Мельников еще пару раз дернулся, Жанка заученным движением прижала его к подушке, и он мирно засопел.
– Ну все, – выдохнула она, – можно идти спать.
– Я покурю. – Гольцов тянул время, чтобы избежать соседства с Мельниковой.
– Я тоже, – подхватилась Жанка и потуже запахнула халат: – Подожди, щас шаль накину.
Анатолий подумал, что про шаль – это иносказание, а оказалось – пуховый платок серого цвета. «Неужели наденет?» – изумился Гольцов, памятуя о мельниковской любви к бренда́м.
– Мамина еще, – накинула платок Жанка и двинулась к двери. – Волосы мокрые, не дай бог.
– Так лето же, – буркнул Анатолий, идя за хозяйкой следом.
– Ну и что, что лето, – не согласилась с ним Жанна. – Мне мама рассказывала, у нее подруга была. Так же вот вышла после бани развязкой и простыла. Бах – менингит.
– И умерла, – улыбаясь, закончил за Мельникову Гольцов.
– А че ты ржешь?! – вскипела Жанна. – Правда умерла. Меня, кстати, в честь ее назвали.
Анатолий плохо представлял, что в каком-то Собакаево жили какие-то другие женщины с именем Жанна, но спорить не стал и только хмыкнул, подчеркнув значимость момента: «Умерла, так умерла».

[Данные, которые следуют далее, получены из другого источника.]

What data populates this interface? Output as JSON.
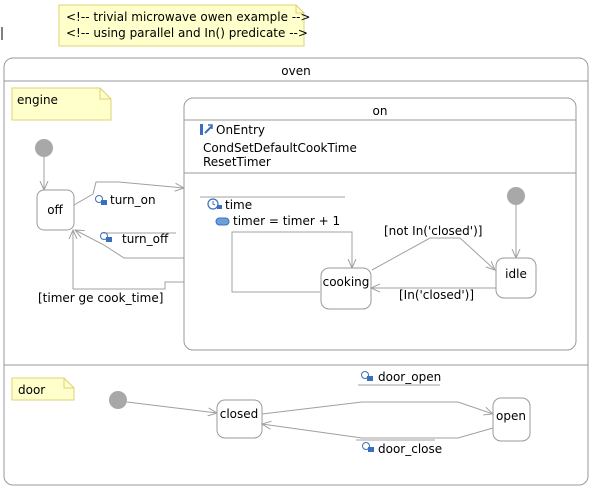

– Теперь боюсь, – объяснила свою страсть к пуховым платкам Мельникова и с удовольствием затянулась, прислонившись к столбу, поддерживающему навес над крыльцом. – Не обижайся на меня, Толян, – повинилась Жанна и, не глядя на него, продолжила: – Иногда вот так накатит, блин, как сегодня. Ну не могу просто! Как подумаю, что мне с моим очкариком век доживать, тошно становится. Вроде он и мужик хороший, и ведь я сама этого хотела, а смотрю на него – и видеть не могу. Повезло вам с Анькой: вы ровесники, понимаете друг друга. А этот чуть что: «Так нельзя!», «Неприлично!», «Че ты позоришься?!». Задолбал просто! Не поверишь! И уйти нельзя! Вот и бросаюсь, как собака, на всех. Тошно мне, Толик. Ох, как тошно.